Its financial health stable again, the largest bank in Japan announced that by month's end it will begin repaying $6.3 billion in bailout funds received from taxpayers in the late 1990s. Mizuho Financial Group said its buy-back of preferred shares from the Deposit Insurance Corp. would give the government a 12 percent profit on that aid. Mizuho will still owe the state $7.75 billion but said the remaining repayment should be completed by March 2007.

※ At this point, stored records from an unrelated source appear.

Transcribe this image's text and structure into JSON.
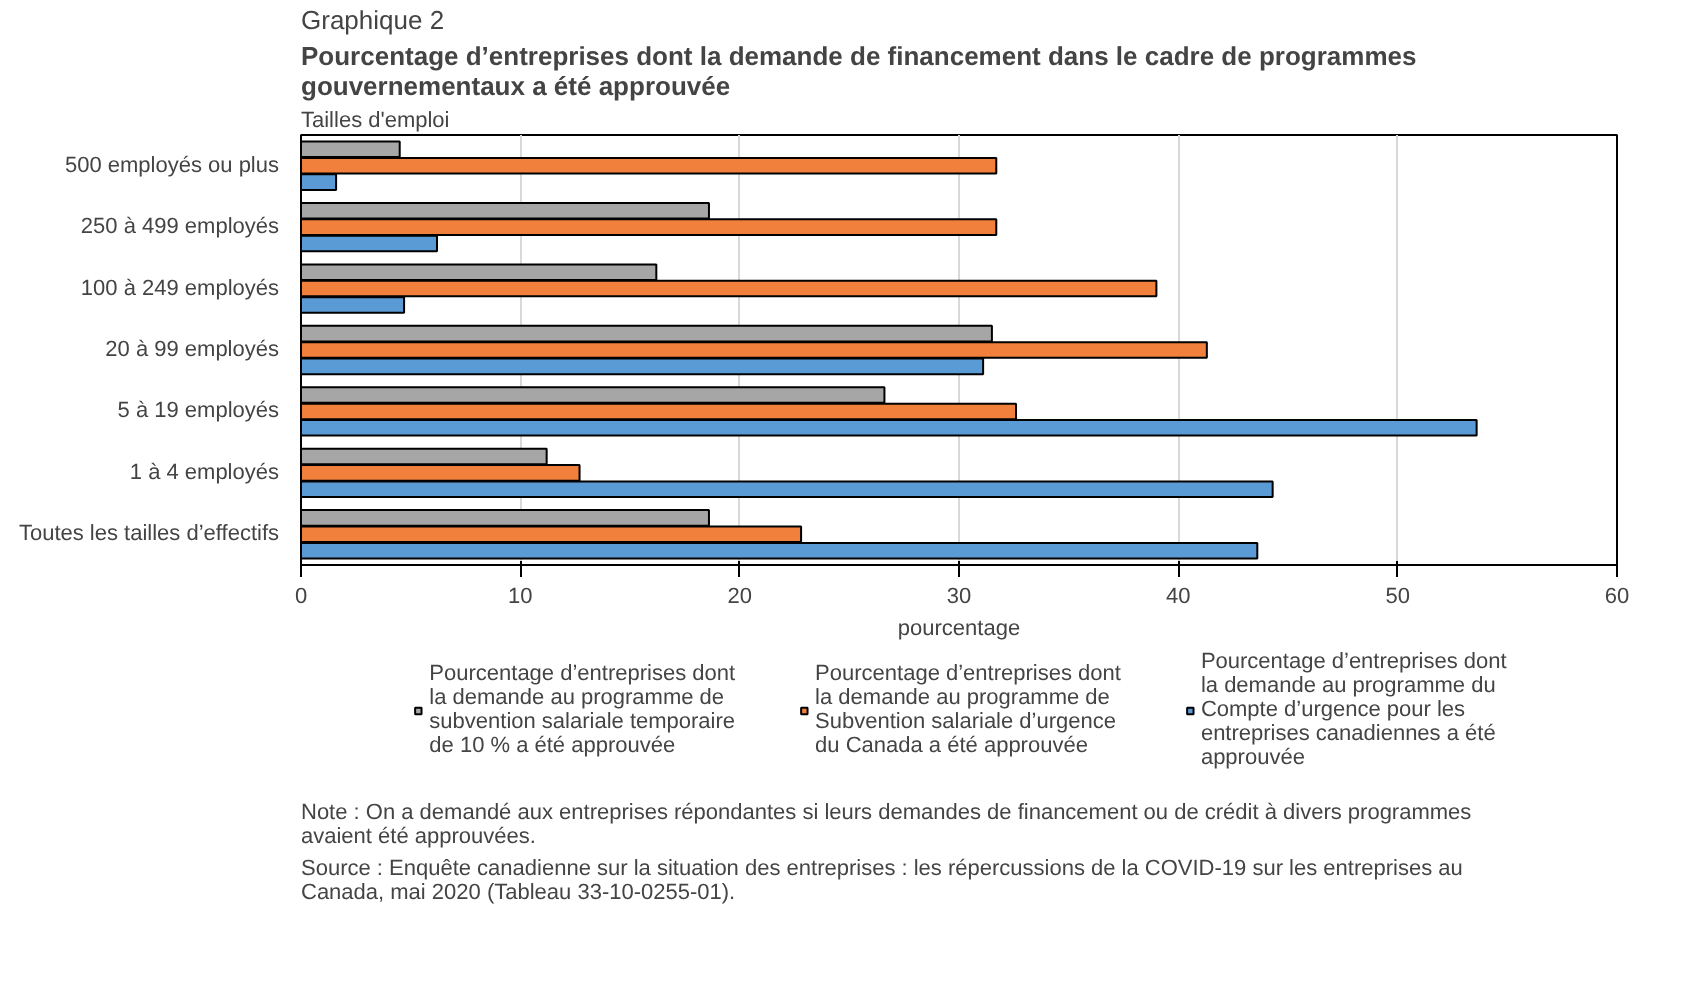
{
  "chart_data": {
    "type": "bar",
    "orientation": "horizontal",
    "title": "Graphique 2",
    "subtitle": "Pourcentage d’entreprises dont la demande de financement dans le cadre de programmes gouvernementaux a été approuvée",
    "ylabel": "Tailles d'emploi",
    "xlabel": "pourcentage",
    "categories": [
      "500 employés ou plus",
      "250 à 499 employés",
      "100 à 249 employés",
      "20 à 99 employés",
      "5 à 19 employés",
      "1 à 4 employés",
      "Toutes les tailles d’effectifs"
    ],
    "series": [
      {
        "name": "Pourcentage d’entreprises dont la demande au programme de subvention salariale temporaire de 10 % a été approuvée",
        "color": "#a6a6a6",
        "values": [
          4.5,
          18.6,
          16.2,
          31.5,
          26.6,
          11.2,
          18.6
        ]
      },
      {
        "name": "Pourcentage d’entreprises dont la demande au programme de Subvention salariale d’urgence du Canada a été approuvée",
        "color": "#f0803c",
        "values": [
          31.7,
          31.7,
          39.0,
          41.3,
          32.6,
          12.7,
          22.8
        ]
      },
      {
        "name": "Pourcentage d’entreprises dont la demande au programme du Compte d’urgence pour les entreprises canadiennes a été approuvée",
        "color": "#5b9bd5",
        "values": [
          1.6,
          6.2,
          4.7,
          31.1,
          53.6,
          44.3,
          43.6
        ]
      }
    ],
    "xlim": [
      0,
      60
    ],
    "xticks": [
      0,
      10,
      20,
      30,
      40,
      50,
      60
    ],
    "grid": "x",
    "legend": "bottom",
    "annotations": [
      "Note : On a demandé aux entreprises répondantes si leurs demandes de financement ou de crédit à divers programmes avaient été approuvées.",
      "Source : Enquête canadienne sur la situation des entreprises : les répercussions de la COVID-19 sur les entreprises au Canada, mai 2020 (Tableau 33-10-0255-01)."
    ]
  }
}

General Electric and Rolls-Royce won a $2.4 billion contract to develop and test engines jointly for the Pentagon's F-35 Joint Strike Fighter jet. The deal comes on top of a similar contract awarded in 2001 to United Technologies' Pratt & Whitney division. The plane, which will be used by US forces as well as by allied powers, is projected for its first test flight in 2010. Plans call for each user to be given a choice of engines when ordering the planes.
Maytag Corp. made it official, signing an agreement with rival Whirlpool to be acquired for $1.7 billion. Their merger - assuming it is OK'd by shareholders and anti-trust regulators - would give the combined company 48 percent of the nation's major-appliance market and 70 percent of washer-dryer sales. Maytag said it has paid its other suitor, the private equity firm Ripplewood Holdings, a $40 million fee for breaking their merger agreement.
Volvo Car Corp. announced plans to lay off as many as 1,500 employees "to meet our budget goals and increase profitability." The automaker, a subsidiary of Ford, said it expects the job cuts to be confined to its operations in Sweden.